Go is a game of black and white pieces on a lattice of $19\times 19$. Pieces have liberty by having empty spaces next to them and are killed if the liberty are occupied by the opponent. Pieces are connected if they are next to each other (vertical/horizontal connection only, not diagonal connection) and share their liberty.
For the problem, we assume it's played on an infinite lattice $\mathbb{Z}^2$.
The problem is, for $n$ pieces, what is the least liberty they can have? for example, for two pieces, we can make it like XX and there will be $6$ liberty, make it XOX then $7$, and XOOX then $8$. Then the answer is $6$. Here is the construction for small numbers.
we have a conjecture on OEIS saying that the answer is $2+\lceil\sqrt{8n-4}\rceil$. But It doesn't have the proof, or at least I didn't see it.
I have some trivial thinking about the problem:
This minimum value must exist and can be reached. Since they are all integers, this is obvious.

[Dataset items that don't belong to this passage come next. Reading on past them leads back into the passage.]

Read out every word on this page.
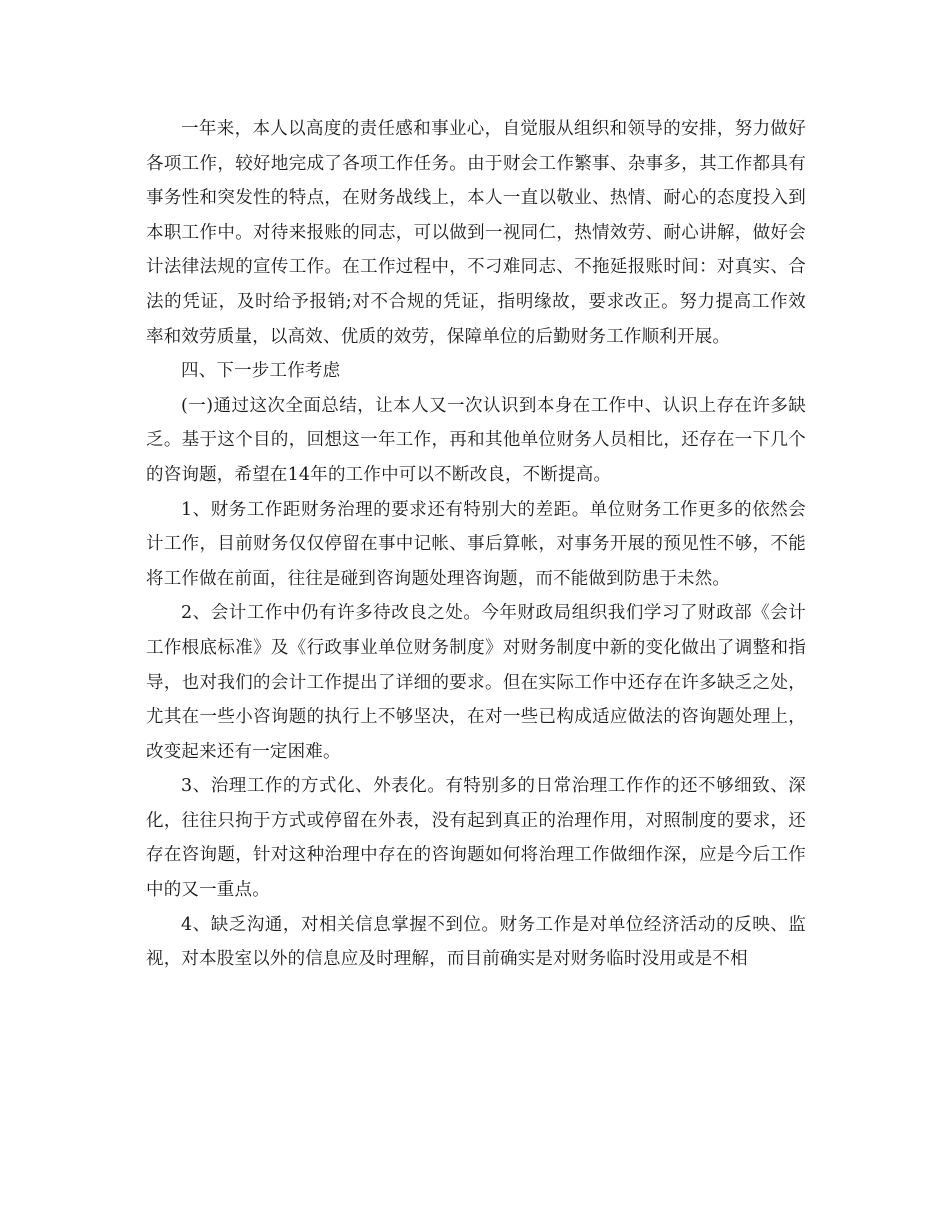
一年来，本人以高度的责任感和事业心，自觉服从组织和领导的安排，努力做好各项工作，较好地完成了各项工作任务。由于财会工作繁事、杂事多，其工作都具有事务性和突发性的特点，在财务战线上，本人一直以敬业、热情、耐心的态度投入到本职工作中。对待来报账的同志，可以做到一视同仁，热情效劳、耐心讲解，做好会计法律法规的宣传工作。在工作过程中，不刁难同志、不拖延报账时间：对真实、合法的凭证，及时给予报销;对不合规的凭证，指明缘故，要求改正。努力提高工作效率和效劳质量，以高效、优质的效劳，保障单位的后勤财务工作顺利开展。

四、下一步工作考虑

(一)通过这次全面总结，让本人又一次认识到本身在工作中、认识上存在许多缺乏。基于这个目的，回想这一年工作，再和其他单位财务人员相比，还存在一下几个的咨询题，希望在14年的工作中可以不断改良，不断提高。

1、财务工作距财务治理的要求还有特别大的差距。单位财务工作更多的依然会计工作，目前财务仅仅停留在事中记帐、事后算帐，对事务开展的预见性不够，不能将工作做在前面，往往是碰到咨询题处理咨询题，而不能做到防患于未然。

2、会计工作中仍有许多待改良之处。今年财政局组织我们学习了财政部《会计工作根底标准》及《行政事业单位财务制度》对财务制度中新的变化做出了调整和指导，也对我们的会计工作提出了详细的要求。但在实际工作中还存在许多缺乏之处，尤其在一些小咨询题的执行上不够坚决，在对一些已构成适应做法的咨询题处理上，改变起来还有一定困难。

3、治理工作的方式化、外表化。有特别多的日常治理工作作的还不够细致、深化，往往只拘于方式或停留在外表，没有起到真正的治理作用，对照制度的要求，还存在咨询题，针对这种治理中存在的咨询题如何将治理工作做细作深，应是今后工作中的又一重点。

4、缺乏沟通，对相关信息掌握不到位。财务工作是对单位经济活动的反映、监视，对本股室以外的信息应及时理解，而目前确实是对财务临时没用或是不相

The pieces must be connected. For situations where they are not connected, connecting them can reduce the amount of liberty. (Edit: for $n=2$, this is incorrect, because the direct or diagonal connection both give $6$, meaning the proof is invalid. Probably the statement is "it has to be connected or 'connected' diagonally, and we can always find a connected construction if a non-connected solution exists." And for greater $n$, this statement should be right. But I can't yet prove it.)
For a shape of $n$ pieces, you can always take away a piece from the edge and achieve the same number of liberty or less. This is not obvious enough because you have to choose "convex" edges, otherwise he will actually have more liberty. We need to prove that there is always a point that can be taken away so that the number of liberty does not increase. Our idea of proof is: if all the pieces are "concave", the number of pieces will explode to infinity. First, when taking away a piece, we check whether there are pieces in all four directions. For example, the piece's coordinates are $(a, b)$, then we check $x<a, x>a, y<a, y>a$ whether there are pieces in the four regions. Once there are no pieces in one of the regions, then this is the piece we want to take away, since at this time, there are only three positions around the piece that can affect the changes of liberty upon removal. Just enumerate all possibilities. And if there are always pieces in the four directions, we will find that the distribution of pieces is unbounded, which contradicts with the finite number of chess pieces.
This sequence is constant or increasing. This is a corollary of 3.
The chess shape that reaches the minimum value should have no eyes (meaning holes inside the shape), and even if it does have eyes, there will be a solution without eyes. For the case where there are eyes, just remove a piece from the edge and fill in the eyes (this is also a corollary of 3).
Can anyone figure out or find the full proof?